Duke seeks urgent restructuring, Taraba assembly urges caution
Ex-governor of Cross River State, Donald Duke, has urged an urgent restructuring of the country. He made the call yesterday at the annual Partnership For A New Nigeria (PFANN) summit in Lagos.
The forer governor who spoke on the theme, “Which way Nigeria? Towards 2019,” tasked leaders to chart a path of true leadership, devoid of corruption and ethnic barriers.
Duke said there was an urgent need to change the existing system of government by adopting ways to survive from the challenges facing the country.
He said: “The government must give way to a new structure that would drive productivity in all the states across the country. The driving force should no longer be hinged on oil production, but on other resources that Nigeria is blessed with.”

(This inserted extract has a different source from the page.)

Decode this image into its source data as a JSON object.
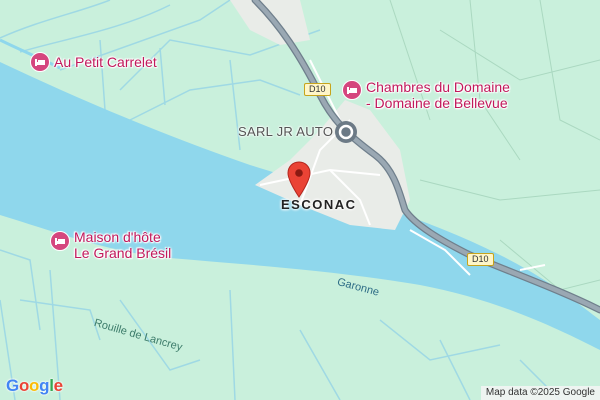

He stressed that all the states in the country have sufficient capacity to control their resources, adding that the federal system of government must change to ensure that they are independently productive.
The former governor canvassed states’ dependence on their population, mineral resources, agriculture and power, rather than surviving on federal allocation.

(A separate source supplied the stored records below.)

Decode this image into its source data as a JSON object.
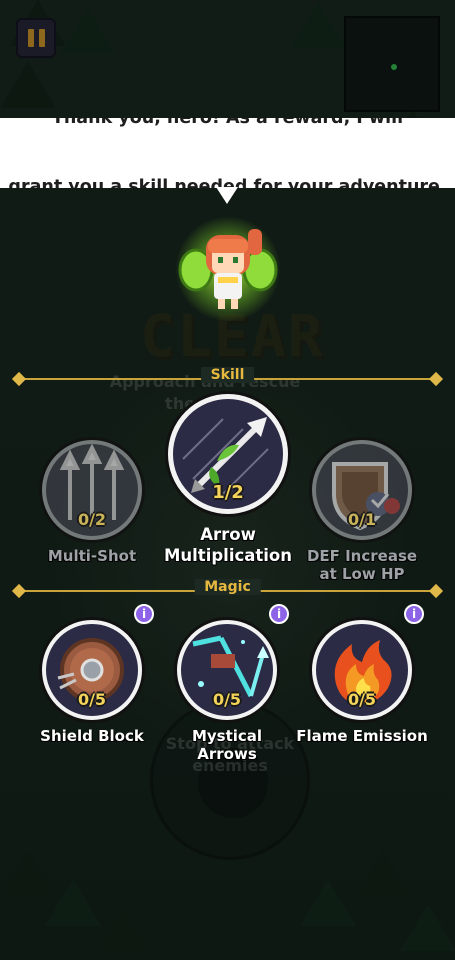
{
  "speech": {
    "line1": "Thank you, hero! As a reward, I will",
    "line2": "grant you a skill needed for your adventure."
  },
  "background": {
    "clear_banner": "CLEAR",
    "quest_text_1": "Approach and rescue",
    "quest_text_2": "the",
    "hint_text_1": "Stop to attack",
    "hint_text_2": "enemies"
  },
  "sections": {
    "skill_label": "Skill",
    "magic_label": "Magic"
  },
  "skills": [
    {
      "name": "Multi-Shot",
      "count": "0/2",
      "icon": "triple-arrow-icon",
      "state": "locked"
    },
    {
      "name": "Arrow\nMultiplication",
      "count": "1/2",
      "icon": "split-arrow-icon",
      "state": "selected"
    },
    {
      "name": "DEF Increase\nat Low HP",
      "count": "0/1",
      "icon": "shield-heart-icon",
      "state": "locked"
    }
  ],
  "magic": [
    {
      "name": "Shield Block",
      "count": "0/5",
      "icon": "round-shield-icon"
    },
    {
      "name": "Mystical\nArrows",
      "count": "0/5",
      "icon": "magic-arrow-icon"
    },
    {
      "name": "Flame Emission",
      "count": "0/5",
      "icon": "fire-icon"
    }
  ],
  "info_glyph": "i",
  "colors": {
    "gold": "#e7b840",
    "info_badge": "#8d63e8",
    "count_text": "#f4d35a"
  }
}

“Restructuring the country would bring back the cocoa house in Ibadan, the groundnut pyramid in Kano and the beautiful tourist centres that the country is blessed with. Oil is cheap money and does not create employment opportunities,” he said.
Duke called for continuity in government policies, adding that the best legacy to bequeath to the people is to assiduously work towards achieving set goals.
The founder and convener of the summit, Dr. Elishama Ideh, cautioned against taking the grassroots people for granted, because they bear the brunt of a failed government.
Meanwhile, the Taraba State House of Assembly has condemnedthe unending agitations for restructuring and outright secessions that have characterised the entire political landscape. The Speaker, Peter Abel Diah, made the condemnation when the house resumed from its recess.
He urged proponents of restructuring to channel their grievances through the legislature at both the state and national levels.
According to him, the lawmakers have the responsibility to “correctly measure the pulse of the nation as they alter the constitution.”